Dear Dr. Roach: My son is studying aviation maintenance, and the instructors tell the students to expect random urine tests for drugs when they are employed. Drinking alcohol is fine, but using marijuana and other drugs are cause for losing your licence and thus your career. Recently we were walking around Boston for a day and we smelled pot frequently. Recreational and medical marijuana are legal in Massachusetts. He asked if one could fail a urine test by inhaling secondhand pot smoke. I doubt you could just by walking through a park, but what about attending a party or sitting in a car with someone who is smoking?

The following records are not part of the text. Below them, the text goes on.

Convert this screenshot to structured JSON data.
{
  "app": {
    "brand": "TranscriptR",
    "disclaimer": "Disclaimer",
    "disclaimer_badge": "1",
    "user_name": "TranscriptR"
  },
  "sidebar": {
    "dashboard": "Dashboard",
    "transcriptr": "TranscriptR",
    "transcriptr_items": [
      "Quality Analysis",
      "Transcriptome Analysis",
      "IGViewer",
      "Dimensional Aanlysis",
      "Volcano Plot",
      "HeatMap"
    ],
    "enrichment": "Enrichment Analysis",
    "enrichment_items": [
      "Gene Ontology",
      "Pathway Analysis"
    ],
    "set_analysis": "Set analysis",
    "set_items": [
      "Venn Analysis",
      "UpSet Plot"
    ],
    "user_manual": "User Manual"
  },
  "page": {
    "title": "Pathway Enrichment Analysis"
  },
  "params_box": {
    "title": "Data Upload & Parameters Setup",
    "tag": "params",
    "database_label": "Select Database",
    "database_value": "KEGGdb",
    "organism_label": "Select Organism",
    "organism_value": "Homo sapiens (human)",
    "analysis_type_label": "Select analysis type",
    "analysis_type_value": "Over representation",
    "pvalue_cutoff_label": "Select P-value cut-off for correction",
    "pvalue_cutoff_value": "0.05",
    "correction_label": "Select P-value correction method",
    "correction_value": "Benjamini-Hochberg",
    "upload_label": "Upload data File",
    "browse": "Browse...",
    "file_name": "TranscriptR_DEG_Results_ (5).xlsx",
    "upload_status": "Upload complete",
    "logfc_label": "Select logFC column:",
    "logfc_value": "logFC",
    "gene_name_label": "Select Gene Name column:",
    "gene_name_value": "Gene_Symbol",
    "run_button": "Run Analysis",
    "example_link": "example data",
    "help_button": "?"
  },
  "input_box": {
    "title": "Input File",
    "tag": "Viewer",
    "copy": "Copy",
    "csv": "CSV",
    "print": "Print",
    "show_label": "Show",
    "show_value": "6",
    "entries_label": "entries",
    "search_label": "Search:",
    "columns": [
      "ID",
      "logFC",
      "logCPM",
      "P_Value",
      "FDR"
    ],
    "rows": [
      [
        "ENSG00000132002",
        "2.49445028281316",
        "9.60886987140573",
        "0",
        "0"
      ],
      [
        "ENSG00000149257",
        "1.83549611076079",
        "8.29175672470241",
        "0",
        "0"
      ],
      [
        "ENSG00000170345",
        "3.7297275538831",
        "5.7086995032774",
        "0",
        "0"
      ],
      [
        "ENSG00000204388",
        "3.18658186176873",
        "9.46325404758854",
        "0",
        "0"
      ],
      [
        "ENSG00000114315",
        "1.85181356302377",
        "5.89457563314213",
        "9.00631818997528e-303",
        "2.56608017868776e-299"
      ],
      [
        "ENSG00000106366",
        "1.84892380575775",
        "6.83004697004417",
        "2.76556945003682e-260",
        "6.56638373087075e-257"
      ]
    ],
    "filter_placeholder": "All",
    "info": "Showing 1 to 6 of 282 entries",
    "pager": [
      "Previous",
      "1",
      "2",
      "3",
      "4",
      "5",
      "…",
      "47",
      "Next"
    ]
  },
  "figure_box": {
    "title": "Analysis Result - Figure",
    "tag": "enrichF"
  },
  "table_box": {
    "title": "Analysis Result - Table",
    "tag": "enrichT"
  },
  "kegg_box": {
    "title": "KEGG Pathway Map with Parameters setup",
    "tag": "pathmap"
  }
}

Several studies have shown that a person sitting in a car or a closed room where cannabis is being smoked can result in low, but detectable, levels in a person’s urine, even if they were not using the cannabis themselves.
However, most laboratories choose a threshold for calling a sample positive that is higher than was shown to be possible in the passive smoke experiments.
On the other hand, the concentration of THC in cannabis is much higher now than it was in those experiments, done mostly in the 1980s.
In a 2010 study from the Netherlands (looking at a real-life coffee shop), urine levels in nonusers (between 5 and 8 ng/mL) still were well below the thresholds used to detect cannabis use that I found in the published literature (25 to 50).
I think it is unlikely that secondhand cannabis smoke will turn a urine test positive.
Dear Dr. Roach: I have tongue-tie. My dentist recently mentioned it after several years with her and suggested that she use a laser to eliminate the issue. I am 63. Do you think that this would be useful or helpful to me at my age? My tongue-tie is not severe, probably considered pretty mild. If I stick my tongue out of my mouth, I can touch the outside of my lips. The dentist, on the other hand, can almost touch her chin with her tongue.
Ankyloglossia is a condition where the tongue is tied to the floor of the mouth by an unusually long or thick band of connective tissue, called the lingual frenulum. In infants and children, surgery is considered when there are problems with feeding or speech that have not gotten better with time.
I have never had an adult patient ask me about having a procedure to eliminate the issue, but it is a fairly easy procedure for an expert to perform.
However, if you aren’t having any problems, I don’t think I would recommend it being done. I have heard of professional wind instrument players undergoing the procedure to improve their playing, or people who speak publicly who develop tongue pain getting the procedure to reduce symptoms.
There has been some controversy about whether ankyloglossia is related to obstructive sleep apnea in adults and whether treatment, such as the laser procedure you mentioned, would be effective at relieving the sleep apnea. There is not enough evidence for me to recommend surgical treatment for ankyloglossia for obstructive sleep apnea at this time.